European Journal of Cancer | 2008
Stefania Cresta; C. Sessa; Carlo V. Catapano; E. Gallerani; D. Passalacqua; Andrea Rinaldi; Francesco Bertoni; L. Viganò; M. Maur; G. Capri; E. Maccioni; D. Tosi; Luca Gianni
BACKGROUND The combination of a proteasome inhibitor with a taxane has potential clinical synergism that prompted a clinical test. PATIENTS AND METHODS The maximum tolerated dose (MTD) and recommended dose (RD) of intravenous (i.v.) Bortezomib (B) (days 1, 4, 8, 11) and i.v. Paclitaxel (PTX) (days 1, 8) every 3 weeks was evaluated in patients with advanced solid tumours. The RD was tested in patients with breast, ovarian and prostate cancer. At the RD, microarray analysis of transcriptional profiles was carried out before and after the first dosing in peripheral blood mononuclear cells (PBMC).

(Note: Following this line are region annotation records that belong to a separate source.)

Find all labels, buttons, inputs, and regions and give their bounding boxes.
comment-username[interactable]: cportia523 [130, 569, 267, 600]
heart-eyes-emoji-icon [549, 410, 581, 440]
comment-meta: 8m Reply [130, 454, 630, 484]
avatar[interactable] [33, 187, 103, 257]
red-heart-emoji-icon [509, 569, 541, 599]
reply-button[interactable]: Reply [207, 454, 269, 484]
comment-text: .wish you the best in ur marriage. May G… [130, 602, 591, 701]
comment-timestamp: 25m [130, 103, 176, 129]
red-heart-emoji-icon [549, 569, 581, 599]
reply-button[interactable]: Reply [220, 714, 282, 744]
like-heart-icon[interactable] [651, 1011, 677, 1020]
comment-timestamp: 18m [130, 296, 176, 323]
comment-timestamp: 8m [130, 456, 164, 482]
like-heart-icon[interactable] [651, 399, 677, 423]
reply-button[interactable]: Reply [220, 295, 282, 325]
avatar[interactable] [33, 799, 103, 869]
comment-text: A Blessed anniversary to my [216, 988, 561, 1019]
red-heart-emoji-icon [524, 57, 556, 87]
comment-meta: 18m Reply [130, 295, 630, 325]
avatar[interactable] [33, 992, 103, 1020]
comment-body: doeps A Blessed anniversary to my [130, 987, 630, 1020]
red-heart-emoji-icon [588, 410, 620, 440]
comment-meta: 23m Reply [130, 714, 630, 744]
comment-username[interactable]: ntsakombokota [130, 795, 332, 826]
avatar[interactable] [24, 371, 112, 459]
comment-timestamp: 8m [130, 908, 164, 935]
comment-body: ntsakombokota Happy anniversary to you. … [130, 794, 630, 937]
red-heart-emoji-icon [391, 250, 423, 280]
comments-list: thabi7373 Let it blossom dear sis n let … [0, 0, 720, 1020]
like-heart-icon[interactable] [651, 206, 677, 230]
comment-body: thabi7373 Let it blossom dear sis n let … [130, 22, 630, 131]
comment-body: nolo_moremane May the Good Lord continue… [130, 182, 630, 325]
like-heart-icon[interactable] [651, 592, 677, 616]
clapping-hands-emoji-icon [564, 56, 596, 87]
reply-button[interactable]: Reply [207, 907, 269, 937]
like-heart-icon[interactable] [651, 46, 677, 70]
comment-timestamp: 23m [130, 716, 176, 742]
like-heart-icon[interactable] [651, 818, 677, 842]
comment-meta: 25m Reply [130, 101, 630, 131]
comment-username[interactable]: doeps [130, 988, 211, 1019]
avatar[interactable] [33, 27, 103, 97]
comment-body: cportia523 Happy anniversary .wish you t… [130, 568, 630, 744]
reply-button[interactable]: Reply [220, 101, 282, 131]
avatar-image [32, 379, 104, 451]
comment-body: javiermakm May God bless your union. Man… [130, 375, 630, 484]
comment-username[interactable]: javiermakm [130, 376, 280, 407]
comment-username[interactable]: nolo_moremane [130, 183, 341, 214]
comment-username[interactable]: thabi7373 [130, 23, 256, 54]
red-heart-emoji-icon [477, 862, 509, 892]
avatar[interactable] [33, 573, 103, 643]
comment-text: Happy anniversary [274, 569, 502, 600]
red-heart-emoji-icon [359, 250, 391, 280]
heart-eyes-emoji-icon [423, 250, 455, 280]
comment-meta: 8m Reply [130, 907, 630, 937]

RESULTS Thirty-one patients were enrolled and 22 were treated at the RD that corresponded to B 1.3mg/m(2) and PTX 100mg/m(2). The main toxicity was cumulative peripheral neuropathy (76% of patients; grade 3-4 in 9%) that required treatment discontinuation in six patients, followed by diarrhoea (55%) and fatigue (41%). Nine partial responses (30%) were observed (three breast cancer, four ovary, two prostate patients). Significant (p<0.05) and consistent changes (>70% of patients) in transcriptome were observed. CONCLUSIONS The incidence of peripheral neuropathy and the anti-tumour activity comparable to that of single-agent PTX do not support further development of this regimen.